A NASA published a statement yesterday, quoting Son Nghiem of NASA's Jet Propulsion Laboratory in Pasadena, Calif., who was analyzing radar data last week when he noticed that most of Greenland appeared to have undergone surface melting. Nghiem said, "This was so extraordinary that at first I questioned the result: was this real or was it due to a data error?"

It now appears this was not an error at all. The NASA piece added, "This extreme melt event coincided with an unusually strong ridge of warm air, or a heat dome, over Greenland."

Lora Koenig, a NASA glaciologist who helped analyze the satellite data, said, "If we continue to observe melting events like this in upcoming years, it will be worrisome."

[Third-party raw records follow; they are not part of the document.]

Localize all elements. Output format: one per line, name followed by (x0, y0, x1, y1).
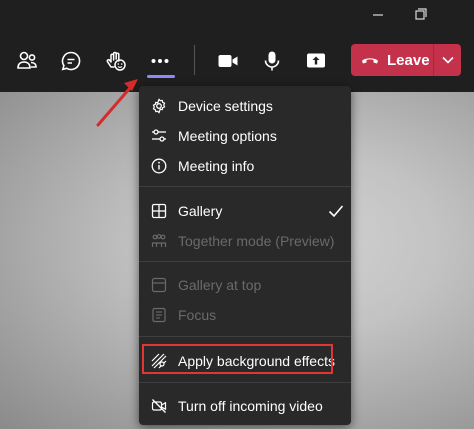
reactions-button[interactable] (99, 44, 133, 78)
toolbar-divider (194, 45, 195, 75)
camera-icon (218, 55, 238, 67)
camera-button[interactable] (211, 44, 245, 78)
menu-item-label: Gallery (178, 203, 223, 219)
leave-button[interactable]: Leave (351, 44, 433, 76)
grid-icon (151, 203, 167, 219)
checkmark-icon (328, 205, 344, 218)
microphone-icon (264, 51, 280, 71)
layout-top-icon (151, 277, 167, 293)
info-icon (151, 158, 167, 174)
share-button[interactable] (299, 44, 333, 78)
more-options-icon (151, 59, 169, 63)
menu-separator (139, 382, 351, 383)
menu-item-turn-off-incoming-video[interactable]: Turn off incoming video (139, 391, 351, 421)
menu-item-apply-background-effects[interactable]: Apply background effects (139, 344, 351, 376)
focus-icon (152, 307, 166, 323)
sliders-icon (152, 129, 166, 142)
menu-separator (139, 186, 351, 187)
leave-options-button[interactable] (434, 44, 461, 76)
menu-item-label: Turn off incoming video (178, 398, 323, 414)
leave-button-group: Leave (351, 44, 461, 76)
menu-item-together-mode: Together mode (Preview) (139, 226, 351, 256)
title-bar (0, 0, 474, 30)
share-screen-icon (307, 53, 325, 68)
chat-icon (61, 51, 81, 71)
menu-item-label: Together mode (Preview) (178, 233, 335, 249)
menu-item-device-settings[interactable]: Device settings (139, 91, 351, 121)
people-icon (17, 51, 37, 69)
raise-hand-icon (106, 51, 126, 71)
menu-item-meeting-info[interactable]: Meeting info (139, 151, 351, 181)
menu-item-label: Focus (178, 307, 217, 323)
menu-item-meeting-options[interactable]: Meeting options (139, 121, 351, 151)
leave-label: Leave (387, 51, 430, 69)
menu-item-label: Gallery at top (178, 277, 262, 293)
menu-item-gallery-at-top: Gallery at top (139, 270, 351, 300)
menu-separator (139, 336, 351, 337)
highlight-box (142, 344, 333, 374)
video-off-icon (151, 399, 167, 413)
hang-up-icon (362, 58, 378, 64)
restore-icon[interactable] (410, 6, 430, 24)
menu-item-label: Meeting options (178, 128, 277, 144)
menu-item-label: Meeting info (178, 158, 255, 174)
menu-item-gallery[interactable]: Gallery (139, 196, 351, 226)
minimize-icon[interactable] (368, 6, 388, 24)
chat-button[interactable] (54, 44, 88, 78)
gear-icon (152, 98, 166, 114)
participants-button[interactable] (10, 44, 44, 78)
chevron-down-icon (441, 56, 454, 64)
menu-item-focus: Focus (139, 300, 351, 330)
more-actions-menu: Device settings Meeting options Meeting … (139, 86, 351, 425)
menu-separator (139, 261, 351, 262)
more-actions-button[interactable] (143, 44, 177, 78)
microphone-button[interactable] (255, 44, 289, 78)
active-indicator (147, 75, 175, 78)
menu-item-label: Device settings (178, 98, 273, 114)
people-icon (151, 234, 167, 247)
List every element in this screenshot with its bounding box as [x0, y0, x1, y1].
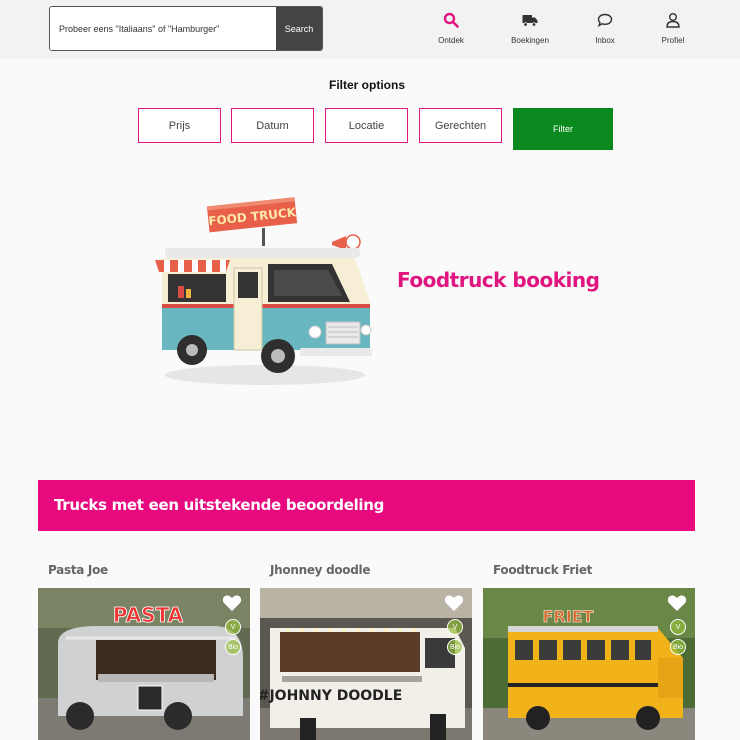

I'll go out on a limb and say it's already worrisome.


Don't worry, though, Republican policymakers have a plan: they'll bury their heads in the sand and pretend the climate science is either non-existent or part of a communist plot.

Former Rep. Bob Inglis (R-S.C.) predicted this week his party is bound to wake up one of these days, and will have no choice but to address the crisis eventually. "You can hold back the facts only for so long and eventually they overwhelm you," he said.

I wish I shared his optimism, but looking at the above image, and watching Republicans continue to insist there is no problem, I'm afraid facts are losing.